The group, who initially formed as a jazz fusion ensemble under the name Mind Power, soon developed a fast and intense style of punk rock and changed their name to Bad Brains upon hearing the Ramones track ‘Bad Brain’. Their audiences’ vigour relentlessly matched their frenetic live energy, and Bad Brains shows gained a reputation for being an experience like no other.
While their music undoubtedly separated them from the majority, it goes without saying that Bad Brains were not the same as most people in the punk community at the time – played differently, too. Being a black band in a very white orientated scene saw the group mesh their love of funk, a factor which they fused with punk which saw Bad Brains not only combine two different sounds but, cultures too.
“You got to be true to yourself. We purposefully went out of our way to be different. And we just let the spirit lead us,” guitarist Dr Know once explained. “We weren’t like, ‘Well, we gotta write a part like this, because this is what’s playing on the radio now.’ We tried to grab from all of our influences and just put it in the pie.”
Doc later elaborated on this statement, telling LouderSound: “We kind of musically open up and just break down the barriers: a bunch of black dudes playing crazy rock’n’roll that you rock’n’roll white people can’t even play [laughs], playing some funk and this and that, and then playing reggae too.”
Today, in 2021, it is commonplace for groups to make eclectic records that draw from their vast musical tastes and amalgamate them on to one album. However, this was much rarer in the late ’70s when Bad Brains first emerged, especially in the monocultural punk scene.

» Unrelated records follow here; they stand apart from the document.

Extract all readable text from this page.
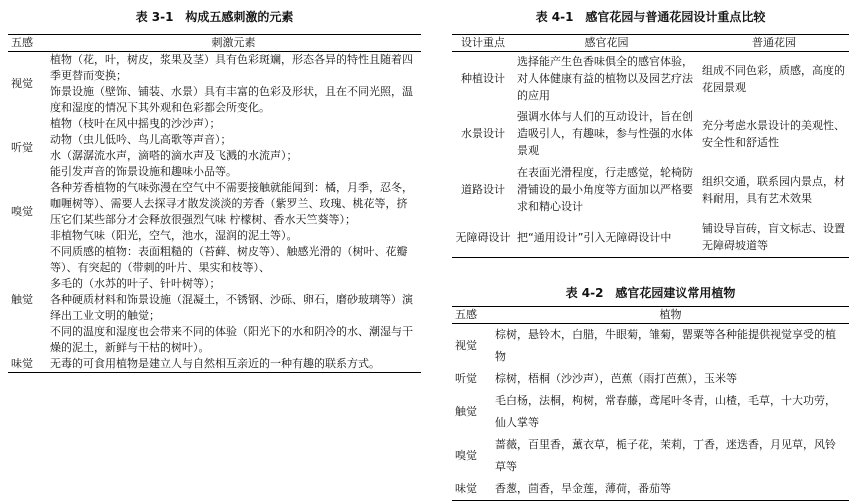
表 3-1　构成五感刺激的元素
五感	刺激元素
视觉	植物（花，叶，树皮，浆果及茎）具有色彩斑斓，形态各异的特性且随着四季更替而变换；
饰景设施（壁饰、铺装、水景）具有丰富的色彩及形状，且在不同光照，温度和湿度的情况下其外观和色彩都会所变化。

听觉	植物（枝叶在风中摇曳的沙沙声）；
动物（虫儿低吟、鸟儿高歌等声音）；
水（潺潺流水声，滴嗒的滴水声及飞溅的水流声）；
能引发声音的饰景设施和趣味小品等。

嗅觉	各种芳香植物的气味弥漫在空气中不需要接触就能闻到：橘，月季，忍冬，咖喱树等）、需要人去探寻才散发淡淡的芳香（紫罗兰、玫瑰、桃花等，挤压它们某些部分才会释放很强烈气味 柠檬树、香水天竺葵等）；
非植物气味（阳光，空气，池水，湿润的泥土等）。

触觉	不同质感的植物：表面粗糙的（苔藓、树皮等）、触感光滑的（树叶、花瓣等）、有突起的（带刺的叶片、果实和枝等）、
多毛的（水苏的叶子、针叶树等）；
各种硬质材料和饰景设施（混凝土，不锈钢、沙砾、卵石，磨砂玻璃等）演绎出工业文明的触觉；
不同的温度和湿度也会带来不同的体验（阳光下的水和阴冷的水、潮湿与干燥的泥土，新鲜与干枯的树叶）。

味觉	无毒的可食用植物是建立人与自然相互亲近的一种有趣的联系方式。
表 4-1　感官花园与普通花园设计重点比较
设计重点	感官花园	普通花园
种植设计	选择能产生色香味俱全的感官体验，对人体健康有益的植物以及园艺疗法的应用	组成不同色彩，质感，高度的花园景观
水景设计	强调水体与人们的互动设计，旨在创造吸引人，有趣味，参与性强的水体景观	充分考虑水景设计的美观性、安全性和舒适性
道路设计	在表面光滑程度，行走感觉，轮椅防滑铺设的最小角度等方面加以严格要求和精心设计	组织交通，联系园内景点，材料耐用，具有艺术效果
无障碍设计	把“通用设计”引入无障碍设计中	铺设导盲砖，盲文标志、设置无障碍坡道等
表 4-2　感官花园建议常用植物
五感	植物
视觉	棕树，悬铃木，白腊，牛眼菊，雏菊，罂粟等各种能提供视觉享受的植物
听觉	棕树，梧桐（沙沙声），芭蕉（雨打芭蕉），玉米等
触觉	毛白杨，法桐，枸树，常春藤，鸢尾叶冬青，山楂，毛草，十大功劳，仙人掌等
嗅觉	蔷薇，百里香，薰衣草，栀子花，茉莉，丁香，迷迭香，月见草，风铃草等
味觉	香葱，茴香，旱金莲，薄荷，番茄等
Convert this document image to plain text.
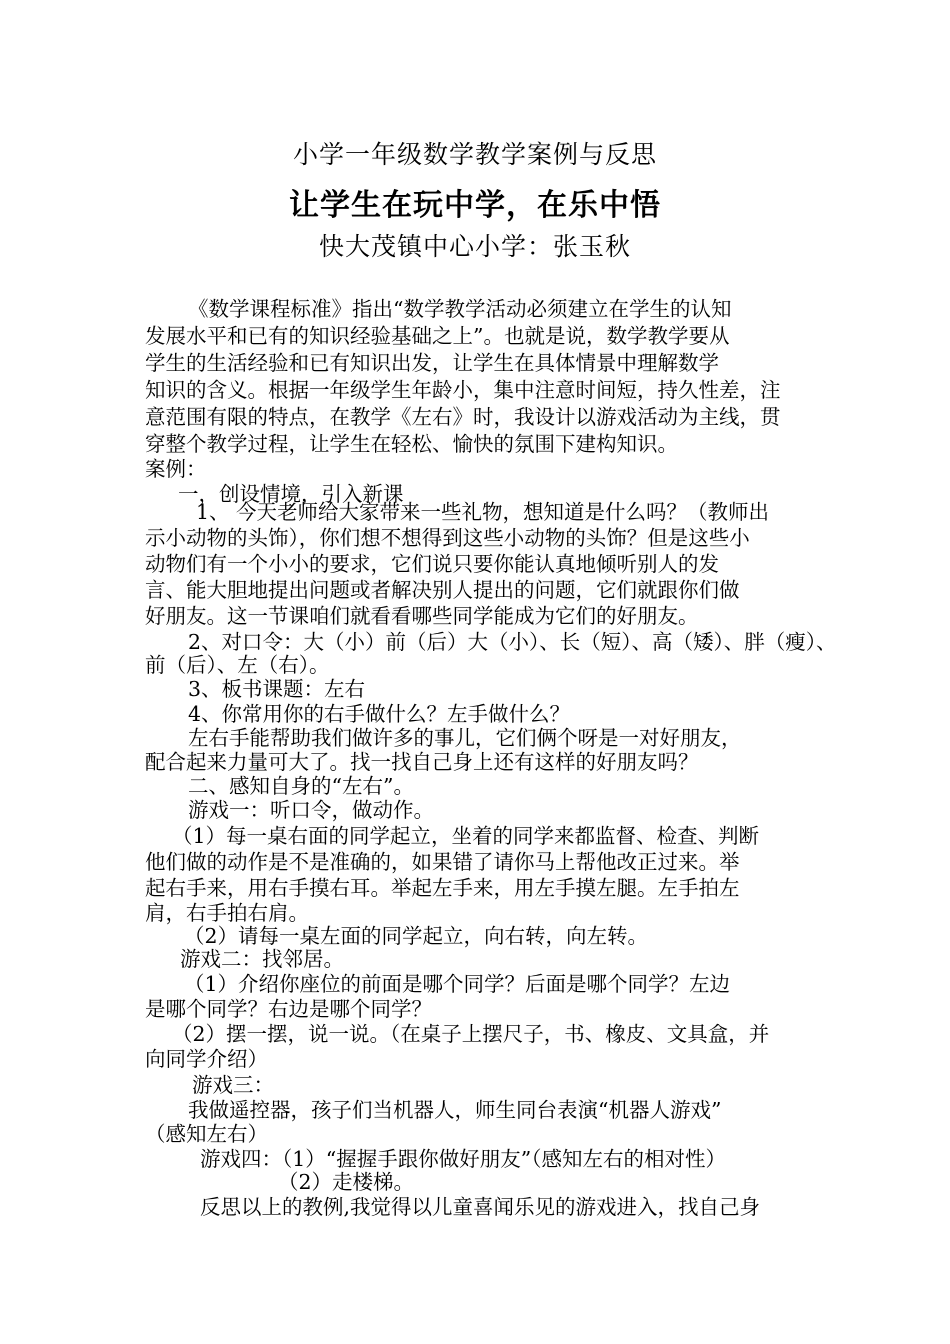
小学一年级数学教学案例与反思
让学生在玩中学，在乐中悟
快大茂镇中心小学：张玉秋
《数学课程标准》指出“数学教学活动必须建立在学生的认知
发展水平和已有的知识经验基础之上”。也就是说，数学教学要从
学生的生活经验和已有知识出发，让学生在具体情景中理解数学
知识的含义。根据一年级学生年龄小，集中注意时间短，持久性差，注
意范围有限的特点，在教学《左右》时，我设计以游戏活动为主线，贯
穿整个教学过程，让学生在轻松、愉快的氛围下建构知识。
案例：
一，创设情境，引入新课
1、 今天老师给大家带来一些礼物，想知道是什么吗？（教师出
示小动物的头饰），你们想不想得到这些小动物的头饰？但是这些小
动物们有一个小小的要求，它们说只要你能认真地倾听别人的发
言、能大胆地提出问题或者解决别人提出的问题，它们就跟你们做
好朋友。这一节课咱们就看看哪些同学能成为它们的好朋友。
2、对口令：大（小）前（后）大（小）、长（短）、高（矮）、胖（瘦）、
前（后）、左（右）。
3、板书课题：左右
4、你常用你的右手做什么？左手做什么？
左右手能帮助我们做许多的事儿，它们俩个呀是一对好朋友，
配合起来力量可大了。找一找自己身上还有这样的好朋友吗？
二、感知自身的“左右”。
游戏一：听口令，做动作。
（1）每一桌右面的同学起立，坐着的同学来都监督、检查、判断
他们做的动作是不是准确的，如果错了请你马上帮他改正过来。举
起右手来，用右手摸右耳。举起左手来，用左手摸左腿。左手拍左
肩，右手拍右肩。
（2）请每一桌左面的同学起立，向右转，向左转。
游戏二：找邻居。
（1）介绍你座位的前面是哪个同学？后面是哪个同学？左边
是哪个同学？右边是哪个同学？
（2）摆一摆，说一说。（在桌子上摆尺子，书、橡皮、文具盒，并
向同学介绍）
游戏三：
我做遥控器，孩子们当机器人，师生同台表演“机器人游戏”
（感知左右）
游戏四：（1）“握握手跟你做好朋友”（感知左右的相对性）
（2）走楼梯。
反思以上的教例,我觉得以儿童喜闻乐见的游戏进入，找自己身
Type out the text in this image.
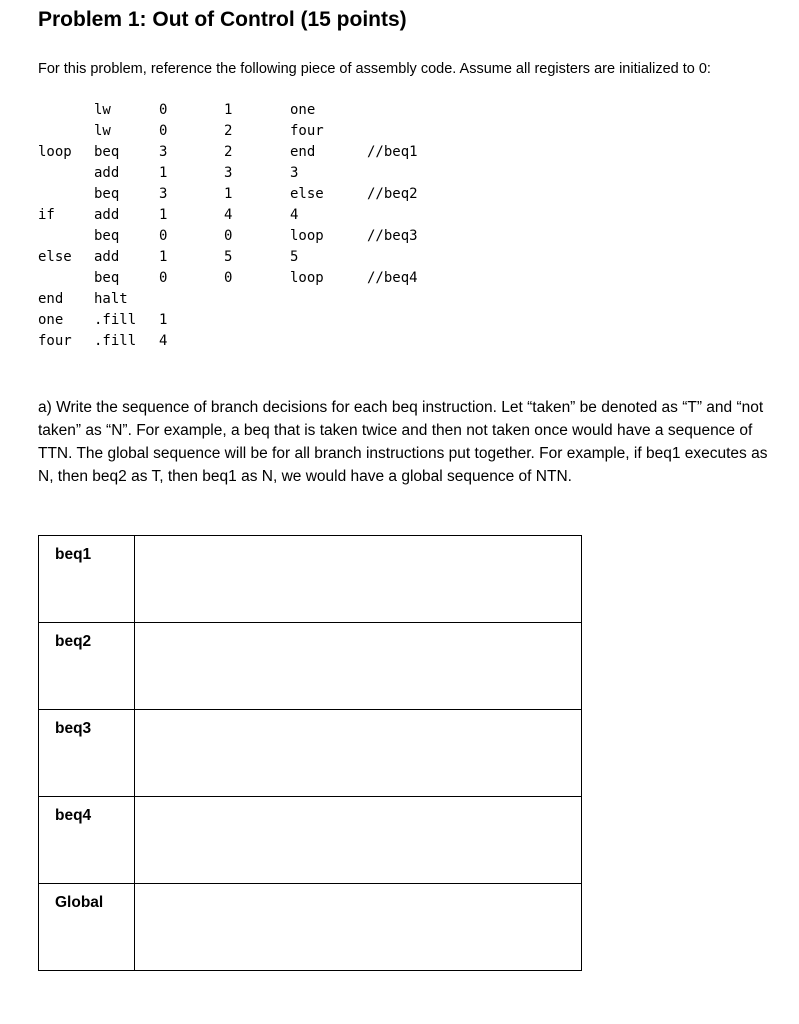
Problem 1: Out of Control (15 points)
For this problem, reference the following piece of assembly code. Assume all registers are initialized to 0:
lw	0	1	one
lw	0	2	four
loop beq	3	2	end	//beq1
add	1	3	3
beq	3	1	else	//beq2
if	add	1	4	4
beq	0	0	loop	//beq3
else add	1	5	5
beq	0	0	loop	//beq4
end halt
one .fill 1
four .fill 4

a) Write the sequence of branch decisions for each beq instruction. Let “taken” be denoted as “T” and “not taken” as “N”. For example, a beq that is taken twice and then not taken once would have a sequence of TTN. The global sequence will be for all branch instructions put together. For example, if beq1 executes as N, then beq2 as T, then beq1 as N, we would have a global sequence of NTN.

beq1	
beq2	
beq3	
beq4	
Global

Bad Brains emphatically smashed through the looking glass and tore up the boundaries of what is expected of them. In turn, their presence resulted in fans of theirs — most notably The Beastie Boys — making rap music even though they were white guys. “Back in that time,” bassist Darryl Jenifer told VICE, “A cat like me from D.C. was supposed to play funk, a cat from Jamaica’s only supposed to play reggae, and a white cat’s supposed to play Zeppelin… But for Bad Brains to jump out and be this punk rock band and push it the way we did, I can see that we were used as a tool to spread the spirit of versatility. The Beastie Boys started rapping; The Chili Peppers were funky, all of that—’Well damn, if these black dudes from D.C. can be a punk band, maybe me, a white dude, I could be an ill rapper.'”
While Bad Brains were different from other groups in the punk movement because of their skin tone, it was their attitude that was refreshingly positive that set them apart from their counterparts. Their music still had the same punk, DIY spirit, but their sound was more refined because of their pure artistry and masterful technical ability.
They proved that punk could be something different; punk had no uniform, Bad Brains precisely showed how much was possible within this movement’s confinements and opened doors for the next generation. Although mainstream success was never their prerogative and remained out of reach, Bad Brains’ legacy has continued to go from strength to strength as they rightly become recognised as one of the most critical punk groups.